How It Works
Naive Bayes applies Bayes' theorem with a "naive" assumption: all features (words) are conditionally independent given the class. This assumption is obviously wrong — "New" and "York" are highly correlated — but the model works remarkably well in practice. For text, Multinomial Naive Bayes models word counts: P(class | document) is proportional to P(class) × ∏ P(word | class). Training is just counting: how often does each word appear in documents of each class? Prediction is fast: multiply the probabilities. Naive Bayes excels with small training sets (as few as dozens of examples), is extremely fast to train and predict, and provides a strong baseline that more complex models must beat.

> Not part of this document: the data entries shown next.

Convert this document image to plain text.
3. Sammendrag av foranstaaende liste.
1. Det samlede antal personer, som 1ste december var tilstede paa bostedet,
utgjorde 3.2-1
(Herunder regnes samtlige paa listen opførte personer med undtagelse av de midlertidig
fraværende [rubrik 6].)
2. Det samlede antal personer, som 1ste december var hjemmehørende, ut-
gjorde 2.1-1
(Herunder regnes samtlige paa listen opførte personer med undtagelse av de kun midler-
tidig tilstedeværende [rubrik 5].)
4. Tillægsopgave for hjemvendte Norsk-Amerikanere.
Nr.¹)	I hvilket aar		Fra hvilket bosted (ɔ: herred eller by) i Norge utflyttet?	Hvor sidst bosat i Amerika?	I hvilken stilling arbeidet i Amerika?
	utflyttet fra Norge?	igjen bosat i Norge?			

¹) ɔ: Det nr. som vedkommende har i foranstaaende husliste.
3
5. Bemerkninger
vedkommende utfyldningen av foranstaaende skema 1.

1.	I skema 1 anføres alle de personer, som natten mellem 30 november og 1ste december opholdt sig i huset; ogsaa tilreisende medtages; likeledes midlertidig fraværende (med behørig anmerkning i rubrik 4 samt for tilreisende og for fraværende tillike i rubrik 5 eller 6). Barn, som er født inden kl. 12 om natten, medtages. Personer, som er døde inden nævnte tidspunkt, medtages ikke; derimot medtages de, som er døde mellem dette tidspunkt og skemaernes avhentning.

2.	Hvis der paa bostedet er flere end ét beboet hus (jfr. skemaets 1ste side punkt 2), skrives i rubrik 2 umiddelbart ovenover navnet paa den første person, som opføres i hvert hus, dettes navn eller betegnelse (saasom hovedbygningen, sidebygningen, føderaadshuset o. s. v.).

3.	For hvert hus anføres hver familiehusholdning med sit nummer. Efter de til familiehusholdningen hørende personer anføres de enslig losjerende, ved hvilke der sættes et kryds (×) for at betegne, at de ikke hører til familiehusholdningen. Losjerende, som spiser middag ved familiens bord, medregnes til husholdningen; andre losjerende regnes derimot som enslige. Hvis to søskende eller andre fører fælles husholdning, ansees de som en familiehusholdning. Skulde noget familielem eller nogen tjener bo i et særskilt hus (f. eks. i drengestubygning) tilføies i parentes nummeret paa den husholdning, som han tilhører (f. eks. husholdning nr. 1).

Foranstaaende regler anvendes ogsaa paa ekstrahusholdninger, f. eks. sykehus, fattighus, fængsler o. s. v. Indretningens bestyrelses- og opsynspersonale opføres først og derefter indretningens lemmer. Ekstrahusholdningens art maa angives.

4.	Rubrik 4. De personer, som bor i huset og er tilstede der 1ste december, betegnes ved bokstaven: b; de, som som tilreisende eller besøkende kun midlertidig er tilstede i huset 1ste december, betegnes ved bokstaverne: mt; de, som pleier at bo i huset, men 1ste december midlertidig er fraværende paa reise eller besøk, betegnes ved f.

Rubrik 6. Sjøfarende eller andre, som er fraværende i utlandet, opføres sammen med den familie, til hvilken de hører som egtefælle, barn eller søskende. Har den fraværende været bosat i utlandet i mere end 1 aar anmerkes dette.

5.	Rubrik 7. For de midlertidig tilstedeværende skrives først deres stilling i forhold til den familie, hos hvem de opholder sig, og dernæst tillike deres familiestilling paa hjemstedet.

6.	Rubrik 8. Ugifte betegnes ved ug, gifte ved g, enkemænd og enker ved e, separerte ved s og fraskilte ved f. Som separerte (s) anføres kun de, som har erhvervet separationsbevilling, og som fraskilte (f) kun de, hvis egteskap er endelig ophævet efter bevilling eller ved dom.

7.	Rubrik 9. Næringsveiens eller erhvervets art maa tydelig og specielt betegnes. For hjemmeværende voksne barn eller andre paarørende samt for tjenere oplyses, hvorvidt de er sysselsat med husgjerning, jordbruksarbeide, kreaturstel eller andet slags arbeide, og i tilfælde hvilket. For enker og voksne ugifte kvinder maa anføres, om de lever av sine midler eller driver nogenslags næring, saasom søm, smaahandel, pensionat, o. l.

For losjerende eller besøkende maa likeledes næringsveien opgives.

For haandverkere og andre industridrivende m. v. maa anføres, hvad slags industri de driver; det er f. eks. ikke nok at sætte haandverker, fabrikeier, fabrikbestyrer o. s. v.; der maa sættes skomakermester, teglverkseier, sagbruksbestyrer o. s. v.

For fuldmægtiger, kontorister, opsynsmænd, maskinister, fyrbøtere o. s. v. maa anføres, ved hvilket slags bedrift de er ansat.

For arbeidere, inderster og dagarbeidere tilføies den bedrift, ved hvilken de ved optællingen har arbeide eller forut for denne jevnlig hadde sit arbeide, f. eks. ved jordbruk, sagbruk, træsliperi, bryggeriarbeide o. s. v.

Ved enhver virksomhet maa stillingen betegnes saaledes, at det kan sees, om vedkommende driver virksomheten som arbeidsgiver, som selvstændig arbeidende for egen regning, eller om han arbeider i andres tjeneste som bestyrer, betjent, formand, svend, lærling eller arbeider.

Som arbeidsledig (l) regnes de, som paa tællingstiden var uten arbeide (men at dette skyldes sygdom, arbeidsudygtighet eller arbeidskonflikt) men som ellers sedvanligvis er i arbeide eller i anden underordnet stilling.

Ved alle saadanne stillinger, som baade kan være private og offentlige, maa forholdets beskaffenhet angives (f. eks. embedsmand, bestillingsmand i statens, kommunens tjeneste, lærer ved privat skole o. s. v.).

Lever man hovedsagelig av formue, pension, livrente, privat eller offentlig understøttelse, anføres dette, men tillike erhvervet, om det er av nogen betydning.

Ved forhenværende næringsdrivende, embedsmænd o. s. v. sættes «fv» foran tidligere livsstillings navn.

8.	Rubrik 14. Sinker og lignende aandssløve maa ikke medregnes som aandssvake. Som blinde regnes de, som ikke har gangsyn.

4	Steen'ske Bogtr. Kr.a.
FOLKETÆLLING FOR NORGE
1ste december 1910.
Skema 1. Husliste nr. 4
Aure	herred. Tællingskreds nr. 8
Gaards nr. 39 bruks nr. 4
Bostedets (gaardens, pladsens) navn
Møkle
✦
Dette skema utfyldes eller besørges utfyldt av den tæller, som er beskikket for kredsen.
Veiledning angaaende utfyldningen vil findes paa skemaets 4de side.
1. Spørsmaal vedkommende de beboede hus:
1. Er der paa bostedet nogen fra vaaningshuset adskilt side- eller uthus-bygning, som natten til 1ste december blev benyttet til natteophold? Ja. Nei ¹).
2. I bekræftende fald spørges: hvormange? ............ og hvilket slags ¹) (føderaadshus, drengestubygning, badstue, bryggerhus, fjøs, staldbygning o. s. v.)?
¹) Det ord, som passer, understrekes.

It's still the go-to first model for text classification prototypes.
Naive Bayes for Text
Bayes' theorem:
P(spam | "free money now") =
P("free"|spam) × P("money"|spam) ×
P("now"|spam) × P(spam)
÷ P("free money now")
Training = counting:
P("free" | spam) = count("free" in spam)
/ total words in spam
P("free" | ham) = count("free" in ham)
/ total words in ham
Strengths:
Works with tiny datasets (50+ examples)
Trains in milliseconds
Interpretable: which words drive predictions
Hard to overfit
Weaknesses:
Independence assumption is wrong
Can't capture word interactions
Sensitive to word frequency imbalance
Key insight: Naive Bayes is the baseline that refuses to die. Its independence assumption is wrong, but the ranking of class probabilities is often correct. Always start with Naive Bayes — if a complex model can't beat it, the problem is your data, not your model.